Thursday, 15 August 2013

Big brother... again.

Boy oh boy, do we have some catching up to do.
Eight weeks ago we were blessed with our beautiful baby boy. He is healthy and gorgeous and I'm so in love. 

 Life always takes some adjusting to when a baby comes along, especially when there's a sassy two year old little girl and little man takes a spill and busts his leg. 

That's right. Full leg cast through the summer. Poor guy. 
He's coping surprisingly well though. I was very worried about what things were going to be like for him. Considering he has an electronic addiction (no seriously, Betty Ford here we come) which we try to moderate most of the time, it was really quite easy to keep him happy. I felt awful putting a limit on time with an iPod. I mean really, "ok no more iPod today, now sit there... For the next twelve hours"

Sometimes you just need to bend the rules, makes me feel like I'm still in touch with my rebellious side anyway. Now I imagine that iPod detox is gonna be a hoot after all this, but he'll survive. 

Now as you can imagine, pain, immobility, a new brother, and the loss of his main way of stimming (running), things were rough at first. He was just starting to get used to the new baby when he wound up in a cast. 

When parents of autistic children expand their family further they are extra worried and stressed for the future. You have a newborn and any parent knows how demanding and energy consuming that can be, and you have an autistic child who probably requires a substantial amount of hands on time. Also worrying about how brother or sister will cope with such an enormous change to home dynamic is at the forefront of your mind all the time. For little man, home is a sanctuary filled with familiar sounds, faces, energy. We have a chaotic home, but its chaos that he's used to. He is free to be himself without odd looks being thrown his way. He is happy here. So when you throw it all out of whack, it's bound to affect my rigid little angel. 

The only piece of advice I can offer is don't put too much pressure on them. Autistic children need time to warm up to change, new people, new sounds, and a baby brings all those things. We talked while I was pregnant with him about how he was going to get a brother and used our "this is so awesome" voices to invoke excitement. By the time the baby arrived little man was flappy at the thought of meeting his new brother and all smiles. 

When he came to the hospital however, he was completely thrown. He wasn't comfortable with any of it.  We introduced him and he seemed uninterested (his typical attitude about something too big to deal with) and then we didn't mention it again. Once babe and I came home we did reintroductions several times a day, but were very nonchalant about it. Eventually he wanted to sit beside him. Then it turned into making silly faces at him. Finally he asked to hold him. He was so proud. He was ok with it because he reached that point on his own and was ready. He held him for about two minutes and then ignored him the rest of the day, but it was clear that he really liked his new brother and thought it was pretty cool. He still randomly asks to hold him and says "I have a brober" and just beams while he's with him. 

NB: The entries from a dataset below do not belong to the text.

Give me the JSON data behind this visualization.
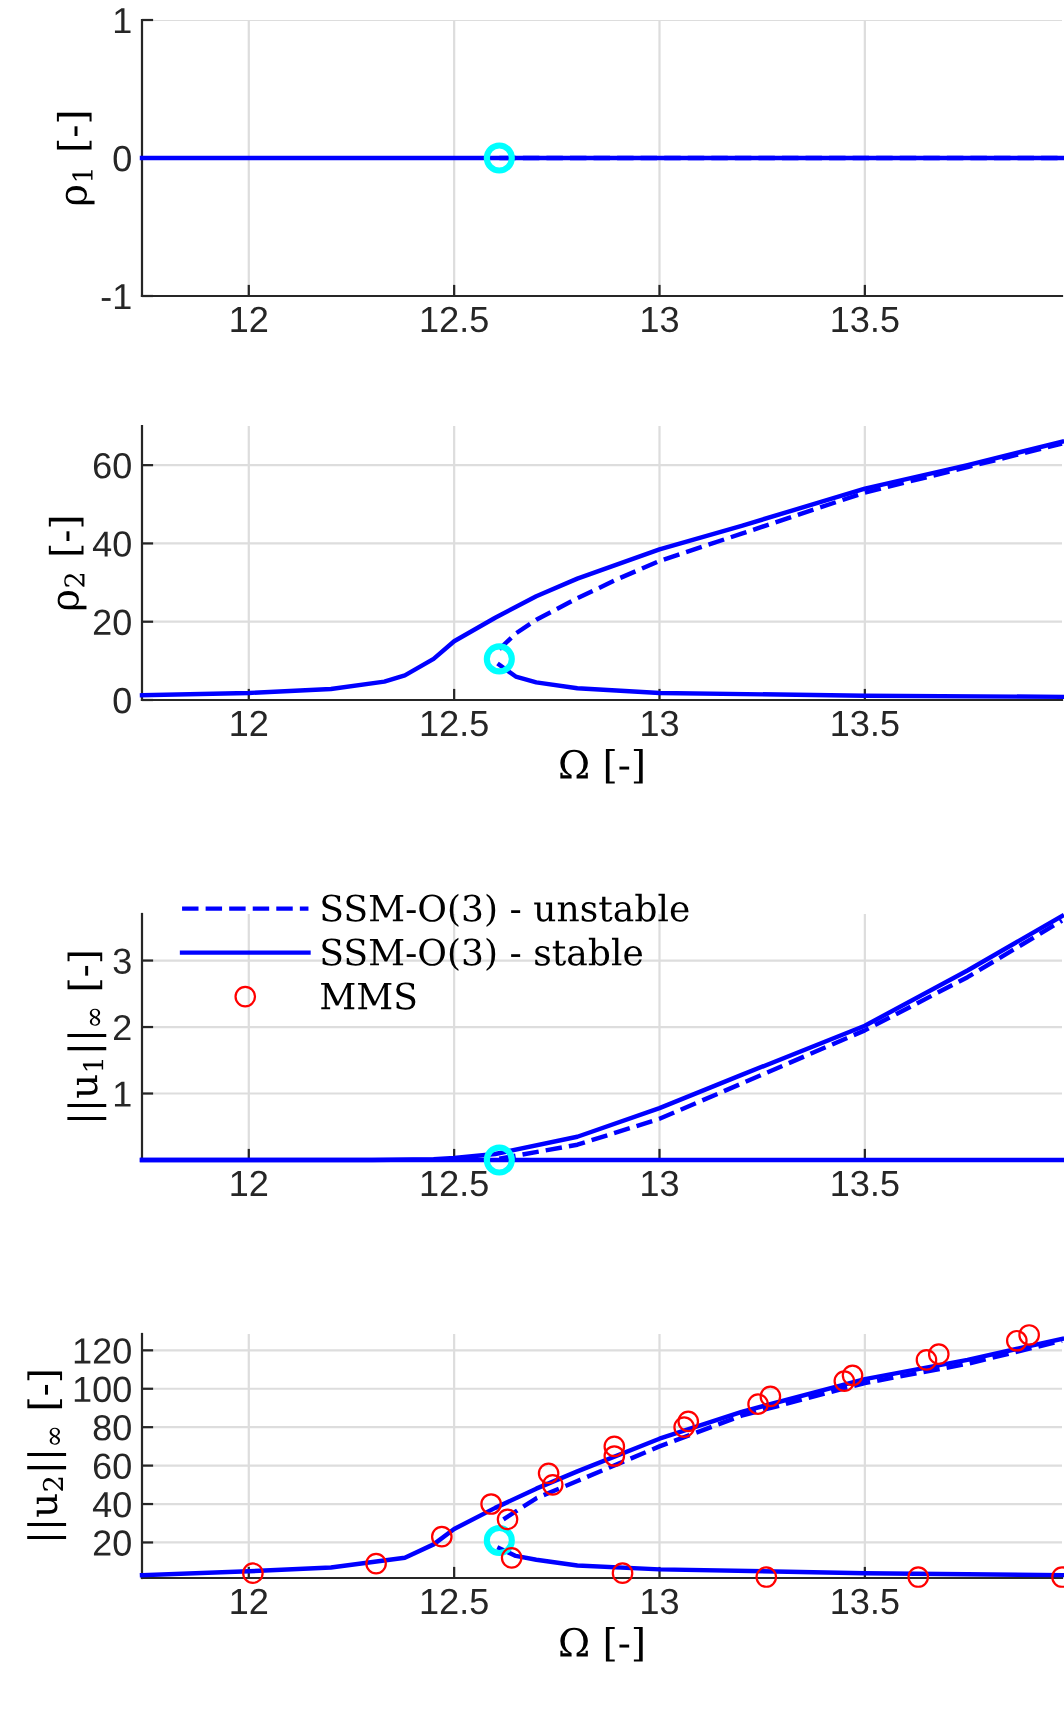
{
  "chart_data": [
    {
      "type": "line",
      "ylabel": "ρ$_{1}$ [-]",
      "xlim": [
        11.74,
        13.98
      ],
      "xticks": [
        12,
        12.5,
        13,
        13.5
      ],
      "ylim": [
        -1,
        1
      ],
      "yticks": [
        -1,
        0,
        1
      ],
      "grid": true,
      "legend": false,
      "series": [
        {
          "color": "#0000ff",
          "line_style": "solid",
          "x": [
            11.74,
            13.98
          ],
          "values": [
            0,
            0
          ]
        },
        {
          "color": "#0000ff",
          "line_style": "dashed",
          "x": [
            12.61,
            13.98
          ],
          "values": [
            0,
            0
          ]
        },
        {
          "type": "scatter",
          "marker": "circle",
          "color": "#00ffff",
          "x": [
            12.61
          ],
          "values": [
            0
          ]
        }
      ]
    },
    {
      "type": "line",
      "ylabel": "ρ$_{2}$ [-]",
      "xlabel": "Ω [-]",
      "xlim": [
        11.74,
        13.98
      ],
      "xticks": [
        12,
        12.5,
        13,
        13.5
      ],
      "ylim": [
        0,
        70
      ],
      "yticks": [
        0,
        20,
        40,
        60
      ],
      "grid": true,
      "legend": false,
      "series": [
        {
          "color": "#0000ff",
          "line_style": "solid",
          "x": [
            11.74,
            12.0,
            12.2,
            12.33,
            12.38,
            12.45,
            12.5,
            12.6,
            12.7,
            12.8,
            13.0,
            13.2,
            13.5,
            13.75,
            13.98
          ],
          "values": [
            1.2,
            1.8,
            2.8,
            4.7,
            6.3,
            10.5,
            15,
            21,
            26.5,
            31,
            38.5,
            44.5,
            54,
            60,
            66
          ]
        },
        {
          "color": "#0000ff",
          "line_style": "dashed",
          "x": [
            12.61,
            12.65,
            12.7,
            12.8,
            12.9,
            13.0,
            13.2,
            13.5,
            13.75,
            13.98
          ],
          "values": [
            13,
            17,
            20.5,
            26,
            31,
            35.5,
            42.5,
            53,
            59.5,
            65.5
          ]
        },
        {
          "color": "#0000ff",
          "line_style": "solid",
          "x": [
            12.61,
            12.65,
            12.7,
            12.8,
            13.0,
            13.5,
            13.98
          ],
          "values": [
            9,
            6,
            4.5,
            3,
            1.8,
            1.1,
            0.8
          ]
        },
        {
          "type": "scatter",
          "marker": "circle",
          "color": "#00ffff",
          "x": [
            12.61
          ],
          "values": [
            10.5
          ]
        }
      ]
    },
    {
      "type": "line",
      "ylabel": "||u$_{1}$||$_{∞}$ [-]",
      "xlim": [
        11.74,
        13.98
      ],
      "xticks": [
        12,
        12.5,
        13,
        13.5
      ],
      "ylim": [
        0,
        3.7
      ],
      "yticks": [
        1,
        2,
        3
      ],
      "grid": true,
      "legend": "top left",
      "series": [
        {
          "name": "SSM-O(3) - unstable",
          "color": "#0000ff",
          "line_style": "dashed",
          "x": [
            12.61,
            12.8,
            13.0,
            13.2,
            13.5,
            13.75,
            13.98
          ],
          "values": [
            0.02,
            0.23,
            0.62,
            1.15,
            1.95,
            2.75,
            3.6
          ]
        },
        {
          "name": "SSM-O(3) - stable",
          "color": "#0000ff",
          "line_style": "solid",
          "x": [
            11.74,
            12.3,
            12.45,
            12.5,
            12.6,
            12.8,
            13.0,
            13.2,
            13.5,
            13.75,
            13.98
          ],
          "values": [
            0,
            0,
            0.01,
            0.03,
            0.09,
            0.35,
            0.78,
            1.28,
            2.02,
            2.85,
            3.67
          ]
        },
        {
          "color": "#0000ff",
          "line_style": "solid",
          "x": [
            11.74,
            13.98
          ],
          "values": [
            0,
            0
          ]
        },
        {
          "type": "scatter",
          "marker": "circle",
          "color": "#00ffff",
          "x": [
            12.61
          ],
          "values": [
            0
          ]
        }
      ]
    },
    {
      "type": "line",
      "ylabel": "||u$_{2}$||$_{∞}$ [-]",
      "xlabel": "Ω [-]",
      "xlim": [
        11.74,
        13.98
      ],
      "xticks": [
        12,
        12.5,
        13,
        13.5
      ],
      "ylim": [
        1.5,
        128.5
      ],
      "yticks": [
        20,
        40,
        60,
        80,
        100,
        120
      ],
      "grid": true,
      "series": [
        {
          "color": "#0000ff",
          "line_style": "solid",
          "x": [
            11.74,
            12.0,
            12.2,
            12.38,
            12.45,
            12.5,
            12.6,
            12.7,
            12.8,
            13.0,
            13.2,
            13.5,
            13.75,
            13.98
          ],
          "values": [
            3,
            5,
            7,
            12,
            19,
            27,
            38,
            48,
            57,
            74,
            88,
            105,
            115,
            126
          ]
        },
        {
          "color": "#0000ff",
          "line_style": "dashed",
          "x": [
            12.62,
            12.7,
            12.8,
            13.0,
            13.2,
            13.5,
            13.75,
            13.98
          ],
          "values": [
            32,
            43,
            52,
            70,
            86,
            103,
            113,
            125
          ]
        },
        {
          "color": "#0000ff",
          "line_style": "solid",
          "x": [
            12.61,
            12.65,
            12.7,
            12.8,
            13.0,
            13.5,
            13.98
          ],
          "values": [
            17,
            13,
            11,
            8,
            6,
            4,
            3
          ]
        },
        {
          "type": "scatter",
          "marker": "circle",
          "color": "#00ffff",
          "x": [
            12.61
          ],
          "values": [
            21
          ]
        },
        {
          "name": "MMS",
          "type": "scatter",
          "marker": "circle",
          "color": "#ff0000",
          "x": [
            12.01,
            12.31,
            12.47,
            12.59,
            12.63,
            12.64,
            12.73,
            12.74,
            12.89,
            12.89,
            12.91,
            13.06,
            13.07,
            13.24,
            13.27,
            13.26,
            13.45,
            13.47,
            13.63,
            13.65,
            13.68,
            13.87,
            13.9,
            13.98
          ],
          "values": [
            4,
            9,
            23,
            40,
            32,
            12,
            56,
            50,
            70,
            65,
            4,
            80,
            83,
            92,
            96,
            2,
            104,
            107,
            2,
            115,
            118,
            125,
            128,
            2
          ]
        }
      ]
    }
  ]
}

We are very proud of how well he handled everything, and tomorrow the cast comes off. It's funny, you spend so much energy in worrying about how things are going to turn out. Energy that bought you nothing but anxiety filled nights and distracted days. It does seem to work out though. Baby Ronin is a happy, calm little slice of serenity, and Little man is a loving and caring older brother. Now all I have to worry about is the two little firecrackers in pretty pink dresses. 


  1. I am so happy to hear that Little Man is adjusting well. What a crazy summer for him. When his cast comes off will he be free to walk/run or will he need to take it easy?

    1. Thanks Jan, not too sure what's going to happen. He gets another X-ray after they remove the cast, so I assume if there's anything further he needs they'll figure it out then.